Articles | Volume 27, issue 6
08 Jun 2009
 | 08 Jun 2009

Quasi-parallel whistler mode waves observed by THEMIS during near-earth dipolarizations

O. Le Contel, A. Roux, C. Jacquey, P. Robert, M. Berthomier, T. Chust, B. Grison, V. Angelopoulos, D. Sibeck, C. C. Chaston, C. M. Cully, B. Ergun, K.-H. Glassmeier, U. Auster, J. McFadden, C. Carlson, D. Larson, J. W. Bonnell, S. Mende, C. T. Russell, E. Donovan, I. Mann, and H. Singer

Abstract. We report on quasi-parallel whistler emissions detected by the near-earth satellites of the THEMIS mission before, during, and after local dipolarization.

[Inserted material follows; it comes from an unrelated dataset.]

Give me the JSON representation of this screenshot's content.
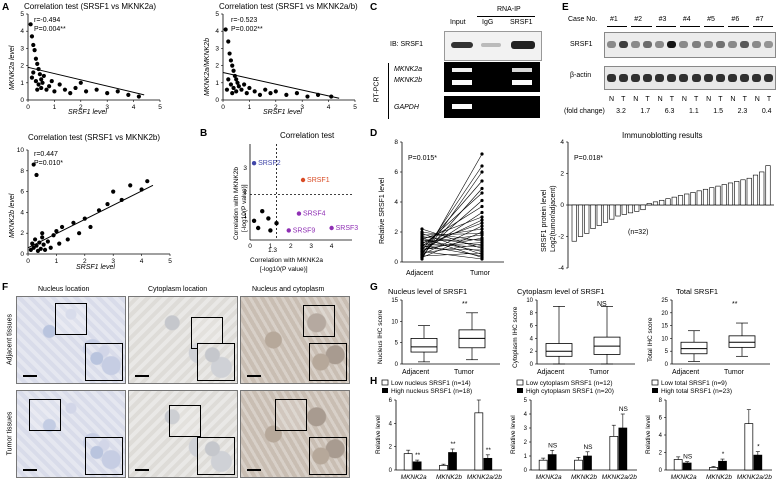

These emissions are associated with an electron temperature anisotropy α=Te/T||e>1 consistent with the linear theory of whistler mode anisotropy instability. When the whistler mode emissions are observed the measured electron anisotropy varies inversely with β||e (the ratio of the electron parallel pressure to the magnetic pressure) as predicted by Gary and Wang (1996). Narrow band whistler emissions correspond to the small α existing before dipolarization whereas the broad band emissions correspond to large α observed during and after dipolarization. The energy in the whistler mode is leaving the current sheet and is propagating along the background magnetic field, towards the Earth. A simple time-independent description based on the Liouville's theorem indicates that the electron temperature anisotropy decreases with the distance along the magnetic field from the equator. Once this variation of α is taken into account, the linear theory predicts an equatorial origin for the whistler mode. The linear theory is also consistent with the observed bandwidth of wave emissions. Yet, the anisotropy required to be fully consistent with the observations is somewhat larger than the measured one. Although the discrepancy remains within the instrumental error bars, this could be due to time-dependent effects which have been neglected. The possible role of the whistler waves in the substorm process is discussed.